He describes how the Arab Spring of 2011 largely came about because bread prices were no longer guaranteed in North Africa, due to shortages and the increase in grain prices. It swept away the governments in a rising tide of disdain and anger because food shortages led to revolt.
Vulnerability is endemic in the system and we have been protected from it for decades. But unless we develop skills now, then how can we handle future threats to our stability? How do we toughen up for a time when we may not be able to predict food chains?
Nature, despoiled by pollution, is under threat. World order is under threat by forces that seek to change the balance of power to their advantage. Vulnerability is the new ingredient. And with a world of leaders incapable, it seems, of second guessing the next crisis – which in many ways helps increase our vulnerability – we are at sea. And at such times we should be looking to increasing our resilience to new challenges.

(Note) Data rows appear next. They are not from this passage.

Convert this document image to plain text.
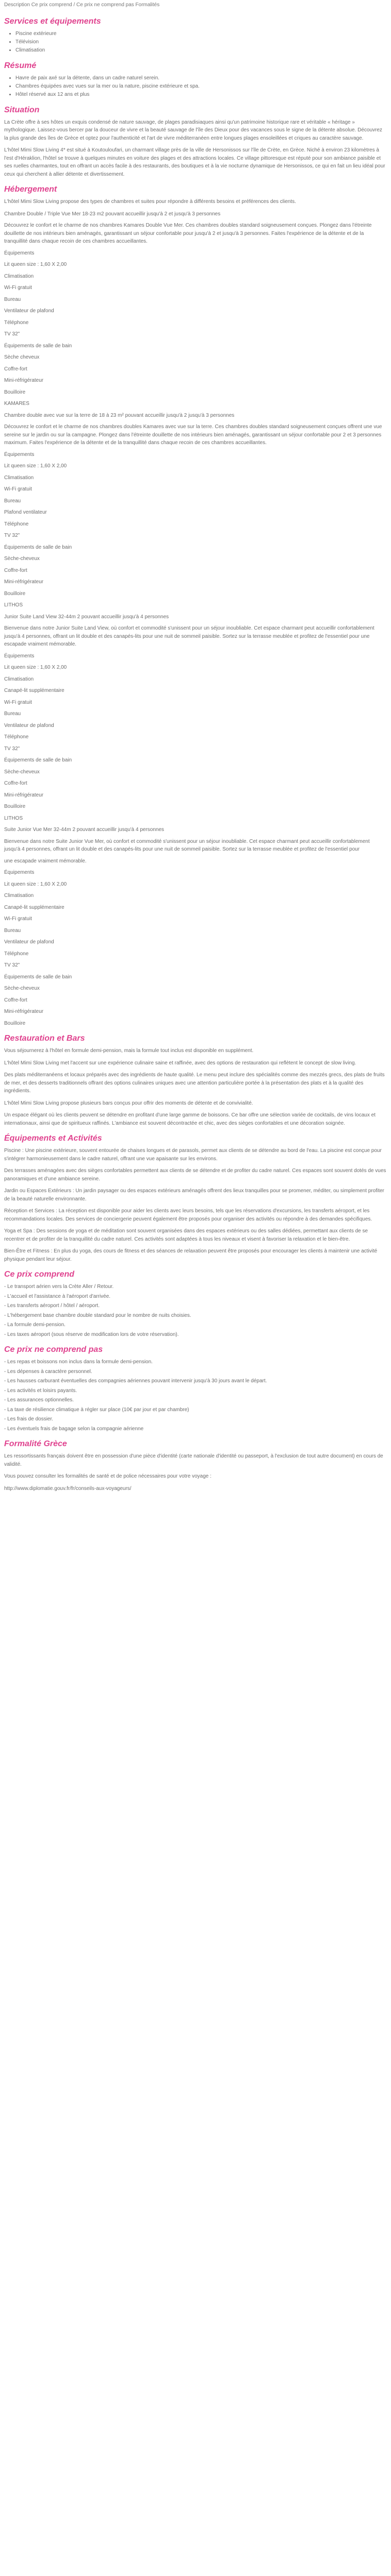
Description Ce prix comprend / Ce prix ne comprend pas Formalités

Services et équipements
• Piscine extérieure
• Télévision
• Climatisation
Résumé
• Havre de paix axé sur la détente, dans un cadre naturel serein.
• Chambres équipées avec vues sur la mer ou la nature, piscine extérieure et spa.
• Hôtel réservé aux 12 ans et plus
Situation

La Crète offre à ses hôtes un exquis condensé de nature sauvage, de plages paradisiaques ainsi qu'un patrimoine historique rare et véritable « héritage » mythologique. Laissez-vous bercer par la douceur de vivre et la beauté sauvage de l'île des Dieux pour des vacances sous le signe de la détente absolue. Découvrez la plus grande des îles de Grèce et optez pour l'authenticité et l'art de vivre méditerranéen entre longues plages ensoleillées et criques au caractère sauvage.

L'hôtel Mimi Slow Living 4* est situé à Koutouloufari, un charmant village près de la ville de Hersonissos sur l'île de Crète, en Grèce. Niché à environ 23 kilomètres à l'est d'Héraklion, l'hôtel se trouve à quelques minutes en voiture des plages et des attractions locales. Ce village pittoresque est réputé pour son ambiance paisible et ses ruelles charmantes, tout en offrant un accès facile à des restaurants, des boutiques et à la vie nocturne dynamique de Hersonissos, ce qui en fait un lieu idéal pour ceux qui cherchent à allier détente et divertissement.

Hébergement

L'hôtel Mimi Slow Living propose des types de chambres et suites pour répondre à différents besoins et préférences des clients.

Chambre Double / Triple Vue Mer 18-23 m2 pouvant accueillir jusqu'à 2 et jusqu'à 3 personnes

Découvrez le confort et le charme de nos chambres Kamares Double Vue Mer. Ces chambres doubles standard soigneusement conçues. Plongez dans l'étreinte douillette de nos intérieurs bien aménagés, garantissant un séjour confortable pour jusqu'à 2 et jusqu'à 3 personnes. Faites l'expérience de la détente et de la tranquillité dans chaque recoin de ces chambres accueillantes.

Équipements

Lit queen size : 1,60 X 2,00

Climatisation

Wi-Fi gratuit

Bureau

Ventilateur de plafond

Téléphone

TV 32"

Équipements de salle de bain

Sèche cheveux

Coffre-fort

Mini-réfrigérateur

Bouilloire

KAMARES

Chambre double avec vue sur la terre de 18 à 23 m² pouvant accueillir jusqu'à 2 jusqu'à 3 personnes

Découvrez le confort et le charme de nos chambres doubles Kamares avec vue sur la terre. Ces chambres doubles standard soigneusement conçues offrent une vue sereine sur le jardin ou sur la campagne. Plongez dans l'étreinte douillette de nos intérieurs bien aménagés, garantissant un séjour confortable pour 2 et 3 personnes maximum. Faites l'expérience de la détente et de la tranquillité dans chaque recoin de ces chambres accueillantes.

Équipements

Lit queen size : 1,60 X 2,00

Climatisation

Wi-Fi gratuit

Bureau

Plafond ventilateur

Téléphone

TV 32"

Équipements de salle de bain

Sèche-cheveux

Coffre-fort

Mini-réfrigérateur

Bouilloire

LITHOS

Junior Suite Land View 32-44m 2 pouvant accueillir jusqu'à 4 personnes

Bienvenue dans notre Junior Suite Land View, où confort et commodité s'unissent pour un séjour inoubliable. Cet espace charmant peut accueillir confortablement jusqu'à 4 personnes, offrant un lit double et des canapés-lits pour une nuit de sommeil paisible. Sortez sur la terrasse meublée et profitez de l'essentiel pour une escapade vraiment mémorable.

Équipements

Lit queen size : 1,60 X 2,00

Climatisation

Canapé-lit supplémentaire

Wi-Fi gratuit

Bureau

Ventilateur de plafond

Téléphone

TV 32"

Équipements de salle de bain

Sèche-cheveux

Coffre-fort

Mini-réfrigérateur

Bouilloire

LITHOS

Suite Junior Vue Mer 32-44m 2 pouvant accueillir jusqu'à 4 personnes

Bienvenue dans notre Suite Junior Vue Mer, où confort et commodité s'unissent pour un séjour inoubliable. Cet espace charmant peut accueillir confortablement jusqu'à 4 personnes, offrant un lit double et des canapés-lits pour une nuit de sommeil paisible. Sortez sur la terrasse meublée et profitez de l'essentiel pour

une escapade vraiment mémorable.

Équipements

Lit queen size : 1,60 X 2,00

Climatisation

Canapé-lit supplémentaire

Wi-Fi gratuit

Bureau

Ventilateur de plafond

Téléphone

TV 32"

Équipements de salle de bain

Sèche-cheveux

Coffre-fort

Mini-réfrigérateur

Bouilloire

Restauration et Bars

Vous séjournerez à l'hôtel en formule demi-pension, mais la formule tout inclus est disponible en supplément.

L'hôtel Mimi Slow Living met l'accent sur une expérience culinaire saine et raffinée, avec des options de restauration qui reflètent le concept de slow living.

Des plats méditerranéens et locaux préparés avec des ingrédients de haute qualité. Le menu peut inclure des spécialités comme des mezzés grecs, des plats de fruits de mer, et des desserts traditionnels offrant des options culinaires uniques avec une attention particulière portée à la présentation des plats et à la qualité des ingrédients.

L'hôtel Mimi Slow Living propose plusieurs bars conçus pour offrir des moments de détente et de convivialité.

Un espace élégant où les clients peuvent se détendre en profitant d'une large gamme de boissons. Ce bar offre une sélection variée de cocktails, de vins locaux et internationaux, ainsi que de spiritueux raffinés. L'ambiance est souvent décontractée et chic, avec des sièges confortables et une décoration soignée.

Équipements et Activités

Piscine : Une piscine extérieure, souvent entourée de chaises longues et de parasols, permet aux clients de se détendre au bord de l'eau. La piscine est conçue pour s'intégrer harmonieusement dans le cadre naturel, offrant une vue apaisante sur les environs.

Des terrasses aménagées avec des sièges confortables permettent aux clients de se détendre et de profiter du cadre naturel. Ces espaces sont souvent dotés de vues panoramiques et d'une ambiance sereine.

Jardin ou Espaces Extérieurs : Un jardin paysager ou des espaces extérieurs aménagés offrent des lieux tranquilles pour se promener, méditer, ou simplement profiter de la beauté naturelle environnante.

Réception et Services : La réception est disponible pour aider les clients avec leurs besoins, tels que les réservations d'excursions, les transferts aéroport, et les recommandations locales. Des services de conciergerie peuvent également être proposés pour organiser des activités ou répondre à des demandes spécifiques.

Yoga et Spa : Des sessions de yoga et de méditation sont souvent organisées dans des espaces extérieurs ou des salles dédiées, permettant aux clients de se recentrer et de profiter de la tranquillité du cadre naturel. Ces activités sont adaptées à tous les niveaux et visent à favoriser la relaxation et le bien-être.

Bien-Être et Fitness : En plus du yoga, des cours de fitness et des séances de relaxation peuvent être proposés pour encourager les clients à maintenir une activité physique pendant leur séjour.

Ce prix comprend
- Le transport aérien vers la Crète Aller / Retour.
- L'accueil et l'assistance à l'aéroport d'arrivée.
- Les transferts aéroport / hôtel / aéroport.
- L'hébergement base chambre double standard pour le nombre de nuits choisies.
- La formule demi-pension.
- Les taxes aéroport (sous réserve de modification lors de votre réservation).
Ce prix ne comprend pas
- Les repas et boissons non inclus dans la formule demi-pension.
- Les dépenses à caractère personnel.
- Les hausses carburant éventuelles des compagnies aériennes pouvant intervenir jusqu'à 30 jours avant le départ.
- Les activités et loisirs payants.
- Les assurances optionnelles.
- La taxe de résilience climatique à régler sur place (10€ par jour et par chambre)
- Les frais de dossier.
- Les éventuels frais de bagage selon la compagnie aérienne
Formalité Grèce

Les ressortissants français doivent être en possession d'une pièce d'identité (carte nationale d'identité ou passeport, à l'exclusion de tout autre document) en cours de validité.

Vous pouvez consulter les formalités de santé et de police nécessaires pour votre voyage :

http://www.diplomatie.gouv.fr/fr/conseils-aux-voyageurs/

So much has changed in the last two or three years that we are living in a different world. It is a world of challenges but also of great opportunities. Opportunities to break through our terrible dependency on consumerism and entertainment, on distraction and a preoccupation with appearances; the appearance of democracy, where we are more worried about changing words and avoiding offence than challenging the underlying causes of oppression.
Poverty is the biggest game changer in the world. It is often dressed up in nationalistic or religious rhetoric. But poverty underlies most of our problems and makes people more vulnerable. If we want to sort society out so it is more just and equal then we must sweep away the evils of poverty which rots the very structure of our society.

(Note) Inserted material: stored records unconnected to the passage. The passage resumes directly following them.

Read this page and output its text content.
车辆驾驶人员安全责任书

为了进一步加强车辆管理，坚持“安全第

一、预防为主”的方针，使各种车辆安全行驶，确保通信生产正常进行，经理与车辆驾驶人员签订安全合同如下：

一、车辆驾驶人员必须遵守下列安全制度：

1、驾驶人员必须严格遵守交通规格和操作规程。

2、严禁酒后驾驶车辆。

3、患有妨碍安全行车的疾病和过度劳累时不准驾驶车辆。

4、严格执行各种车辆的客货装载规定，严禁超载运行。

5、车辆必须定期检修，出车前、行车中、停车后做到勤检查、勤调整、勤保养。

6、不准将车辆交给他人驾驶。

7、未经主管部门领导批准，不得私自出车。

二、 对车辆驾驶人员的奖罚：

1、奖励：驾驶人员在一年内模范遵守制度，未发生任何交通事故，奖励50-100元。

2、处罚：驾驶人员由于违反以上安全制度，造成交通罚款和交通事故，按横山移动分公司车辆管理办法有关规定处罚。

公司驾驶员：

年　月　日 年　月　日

I am surprised how more preoccupied we are with the appearance of things than with the things themselves. We have yet to wholeheartedly embrace the reality of our environment’s degradation. We have yet to tackle the poor thinking that turns even young children into supporters of the vast wealth holders and their social media businesses. We have yet to come to terms with the constant need, it seems, to make merely tokenistic gestures in support of people living in oppression.
Resilience has become a buzzword in government, with their ‘levelling up’ agenda. It does not matter to me that the word has become fashionable and has been fetishised in this way. It is important that we move our world into a place where ducking and diving, bobbing and weaving can be the norm. We have to educate people into developing the skills to tackle the threats we face around environment and political/military issues. Face up to the fact that, sometimes, guns and bombs can be used to keep people away from threatening your peace.
Most of all we need to inculcate in people the skills to take on challenges, and that cannot be done by bubble-wrapping people. Surrounding them only with others who agree with them. How are they going to become resilient if they only get to know people of like mind?
If I learned anything in my rise out of poverty and crime, it was to take on skills that allowed you to survive oppression and need, want and hunger, violence and aggression. I would not recommend that road to anyone. But I would want to extract from that experience, the experience of millions, that being adaptable and tougher makes good survival sense.
We must throw away the bubble wrap, and extricate our heads from the social media cloud, if we are to survive in this ever-changing world.